This report is a “Best of Wendy Langhans SCV Outdoor Report” and has been previously published.
Earlier this year, my husband and I took a drive out to the eastern edge of the Santa Clarita valley. It was a sunny morning, so we bundled up in our jackets and took the top down. As we drove along Agua Dulce Canyon road, the junipers caught my eye – they were chock full of plump, greyish-blue berries. But, according to botanists, they’re not really berries.
They’re actually modified conifer cones; “instead of woody scales like a pine-cone, juniper berries have fleshy scales that have merged to surround the seeds.” These junipers are known as California Juniper (Juniperus californica), and are found mostly in California, as well as in sections of western Arizona, Nevada, and Baja California.
Historically, juniper berries have been used in many cultures for all sorts of purposes. Native Americans used them for food; they ground the berries and baked them in cakes or mush. In Europe, they were used to flavor meats and stews. Juniper berries were also used for medicinal purposes. I was surprised to learn that gin was first developed in Holland in the 17th century to treat “stomach complaints, gout and gallstones”. Gin is flavored with – you guessed it – juniper berries (juniperus communis).

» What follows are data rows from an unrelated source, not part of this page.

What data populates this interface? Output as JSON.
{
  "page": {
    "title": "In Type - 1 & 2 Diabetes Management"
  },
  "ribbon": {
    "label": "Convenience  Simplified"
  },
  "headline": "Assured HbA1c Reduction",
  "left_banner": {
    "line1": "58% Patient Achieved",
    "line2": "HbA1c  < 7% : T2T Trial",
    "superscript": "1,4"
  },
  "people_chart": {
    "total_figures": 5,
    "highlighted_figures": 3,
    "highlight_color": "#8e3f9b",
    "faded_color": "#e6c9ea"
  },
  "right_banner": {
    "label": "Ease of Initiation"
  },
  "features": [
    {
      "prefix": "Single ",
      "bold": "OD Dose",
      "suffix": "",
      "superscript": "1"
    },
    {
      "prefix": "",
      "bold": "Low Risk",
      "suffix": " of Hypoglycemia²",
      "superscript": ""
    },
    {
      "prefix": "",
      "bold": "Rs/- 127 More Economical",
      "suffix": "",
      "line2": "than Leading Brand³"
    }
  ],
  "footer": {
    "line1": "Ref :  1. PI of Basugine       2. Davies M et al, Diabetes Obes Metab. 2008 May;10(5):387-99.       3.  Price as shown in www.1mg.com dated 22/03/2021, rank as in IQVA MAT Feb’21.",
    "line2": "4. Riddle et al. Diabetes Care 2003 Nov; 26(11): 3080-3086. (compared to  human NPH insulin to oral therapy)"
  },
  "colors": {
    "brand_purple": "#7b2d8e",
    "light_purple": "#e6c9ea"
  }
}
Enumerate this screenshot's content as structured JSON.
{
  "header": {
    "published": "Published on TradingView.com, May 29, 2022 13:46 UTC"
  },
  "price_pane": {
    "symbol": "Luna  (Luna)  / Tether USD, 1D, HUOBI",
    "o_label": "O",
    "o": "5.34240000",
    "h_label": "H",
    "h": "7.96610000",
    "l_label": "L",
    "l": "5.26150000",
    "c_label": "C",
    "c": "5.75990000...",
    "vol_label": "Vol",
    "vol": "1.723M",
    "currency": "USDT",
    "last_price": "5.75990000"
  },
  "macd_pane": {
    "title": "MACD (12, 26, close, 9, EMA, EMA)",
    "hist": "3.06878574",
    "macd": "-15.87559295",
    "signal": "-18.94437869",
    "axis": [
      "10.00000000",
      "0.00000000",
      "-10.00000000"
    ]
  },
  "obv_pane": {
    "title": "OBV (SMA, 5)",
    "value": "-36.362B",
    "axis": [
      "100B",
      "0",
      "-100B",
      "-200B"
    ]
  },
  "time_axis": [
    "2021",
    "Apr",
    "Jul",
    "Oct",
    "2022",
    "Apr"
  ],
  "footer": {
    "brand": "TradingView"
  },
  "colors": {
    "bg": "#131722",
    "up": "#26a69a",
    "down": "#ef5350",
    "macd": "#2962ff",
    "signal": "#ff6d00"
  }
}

Junipers are useful in other ways as well. They “provide food and shelter for deer, elk, pronghorn, wild horses…and other animals. The berry crops that are produced annually are consumed by birds and mammals.” The land we saw along Agua Dulce Canyon road was recently acquired as open space and is part of the wildlife corridor between the northern and southern sections of the Angeles National Forest. In an odd sort of way, these junipers function like a combination of Motel 6 and In-N-Out Burger for the animals passing through that wildlife corridor. Those of us who are packing up the car and “heading home for the holidays” can certainly appreciate that. Merry Christmas!